Appendix: A different (but related) problem
As a technical aside not directly related to your question, one technical point I found surprising while I was writing this up is that there is a subtle distinction between the entropy of the binomial distribution, and the entropy of the microcanonical ensemble for $k=2$ we looked at above. The ultimate reason is that the binomial distribution is appropriate for identical bosons at zero temperature with a degenerate ground state, whereas above we were looking at distinguishable particles with a fixed energy for the total system.

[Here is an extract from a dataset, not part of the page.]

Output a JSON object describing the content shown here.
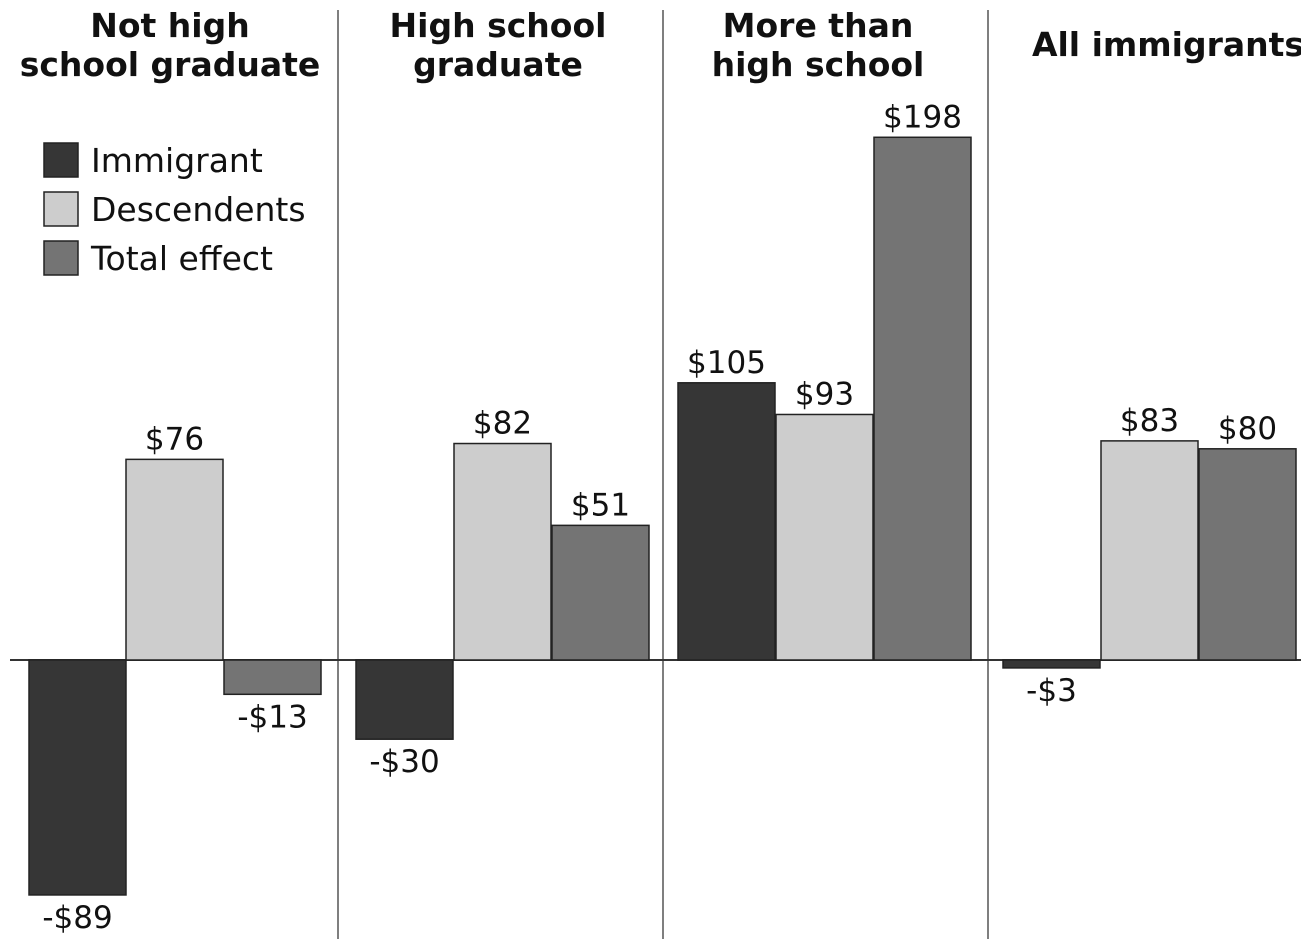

The binomial distribution tells us the probability of getting $n_1$ successes, given $N$ trials, and that the probability of success is $p$. The distribution is
$$
p(n_1) = \binom{N}{n_1} p^{n_1}(1-p)^{N-n_1}
$$
and using Stirling's approximation, one can show for large $N$ the entropy is approximately
$$
S \approx \frac{1}{2} \log\left(2\pi e N p(1-p)\right)
$$
The maximum entropy distribution has $p=1/2$, in which case
$$
p(n_1) = \binom{N}{n_1} \left(\frac{1}{2}\right)^{n_1 + N - n_1} = \binom{N}{n_1} 2^{-N}
$$
in which case using Stirling's approximation the entropy is approximately
$$
S = \frac{1}{2} \log\left(\frac{\pi e N}{2}\right)
$$
This grows as $\log N$, not like $N$ as we saw above.

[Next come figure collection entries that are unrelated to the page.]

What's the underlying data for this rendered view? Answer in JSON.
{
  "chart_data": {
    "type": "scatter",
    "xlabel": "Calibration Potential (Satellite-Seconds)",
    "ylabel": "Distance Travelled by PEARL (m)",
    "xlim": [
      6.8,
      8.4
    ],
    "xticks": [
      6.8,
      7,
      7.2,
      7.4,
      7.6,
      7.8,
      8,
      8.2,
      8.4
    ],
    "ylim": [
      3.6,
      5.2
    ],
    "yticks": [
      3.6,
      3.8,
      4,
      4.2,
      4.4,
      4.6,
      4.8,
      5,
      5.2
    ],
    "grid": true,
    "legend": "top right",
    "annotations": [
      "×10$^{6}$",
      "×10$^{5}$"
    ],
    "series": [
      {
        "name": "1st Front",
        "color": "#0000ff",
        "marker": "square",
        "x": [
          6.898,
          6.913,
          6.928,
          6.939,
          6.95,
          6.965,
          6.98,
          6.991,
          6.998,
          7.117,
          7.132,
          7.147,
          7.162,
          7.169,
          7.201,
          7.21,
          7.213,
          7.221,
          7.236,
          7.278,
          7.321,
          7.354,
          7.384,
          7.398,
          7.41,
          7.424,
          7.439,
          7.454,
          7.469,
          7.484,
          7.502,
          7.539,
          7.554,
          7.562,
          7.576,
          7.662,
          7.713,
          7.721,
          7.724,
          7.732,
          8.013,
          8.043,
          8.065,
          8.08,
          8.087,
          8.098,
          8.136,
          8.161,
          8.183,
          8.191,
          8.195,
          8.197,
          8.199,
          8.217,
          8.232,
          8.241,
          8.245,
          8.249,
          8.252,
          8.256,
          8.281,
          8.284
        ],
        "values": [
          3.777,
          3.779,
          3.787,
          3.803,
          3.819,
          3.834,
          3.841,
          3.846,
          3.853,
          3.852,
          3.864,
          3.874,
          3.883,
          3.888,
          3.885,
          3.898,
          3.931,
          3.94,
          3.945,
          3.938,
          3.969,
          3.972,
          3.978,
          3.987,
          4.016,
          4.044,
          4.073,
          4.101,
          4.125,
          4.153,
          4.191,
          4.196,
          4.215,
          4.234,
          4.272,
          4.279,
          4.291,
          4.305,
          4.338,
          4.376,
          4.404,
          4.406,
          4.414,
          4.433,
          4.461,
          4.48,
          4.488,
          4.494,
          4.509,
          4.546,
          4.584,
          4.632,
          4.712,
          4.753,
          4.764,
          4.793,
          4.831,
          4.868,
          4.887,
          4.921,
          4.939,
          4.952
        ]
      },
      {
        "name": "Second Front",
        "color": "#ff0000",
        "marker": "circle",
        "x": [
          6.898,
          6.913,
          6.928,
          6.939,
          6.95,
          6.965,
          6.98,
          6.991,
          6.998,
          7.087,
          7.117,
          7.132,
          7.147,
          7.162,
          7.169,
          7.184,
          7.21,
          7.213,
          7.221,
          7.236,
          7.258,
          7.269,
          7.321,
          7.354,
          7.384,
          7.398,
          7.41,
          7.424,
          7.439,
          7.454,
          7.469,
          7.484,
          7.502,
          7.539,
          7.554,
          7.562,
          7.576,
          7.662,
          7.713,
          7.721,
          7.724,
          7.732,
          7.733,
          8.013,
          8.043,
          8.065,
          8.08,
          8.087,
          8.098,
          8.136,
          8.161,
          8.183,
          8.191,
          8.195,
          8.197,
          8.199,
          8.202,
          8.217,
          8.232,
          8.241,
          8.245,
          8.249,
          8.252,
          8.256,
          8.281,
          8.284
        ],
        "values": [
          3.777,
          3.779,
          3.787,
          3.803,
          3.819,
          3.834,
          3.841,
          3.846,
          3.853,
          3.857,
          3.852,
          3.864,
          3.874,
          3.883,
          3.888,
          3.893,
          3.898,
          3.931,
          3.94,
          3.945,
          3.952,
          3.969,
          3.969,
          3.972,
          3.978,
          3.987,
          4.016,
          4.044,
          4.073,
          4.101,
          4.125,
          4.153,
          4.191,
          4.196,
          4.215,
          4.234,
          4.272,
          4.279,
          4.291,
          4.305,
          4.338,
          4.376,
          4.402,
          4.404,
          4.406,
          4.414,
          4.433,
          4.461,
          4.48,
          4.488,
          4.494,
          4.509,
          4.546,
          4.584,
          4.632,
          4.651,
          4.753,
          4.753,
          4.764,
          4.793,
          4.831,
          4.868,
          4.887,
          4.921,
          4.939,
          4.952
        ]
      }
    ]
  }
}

The issue is that the binominal distribution only counts the number of successes, and doesn't distinguish between trials. In other words, the binomial distribution tells you the probability of getting $1$ head out of $100$ trials, not the probability of the first trial being heads.
In the microcanonical ensemble used in the main question, each of the $\Omega=2^N$ states has probability $2^{-N}$. We have $2^N$ states because we can assign each particle to be in state $0$ or $1$ independently. This counting is not the same for identical bosons.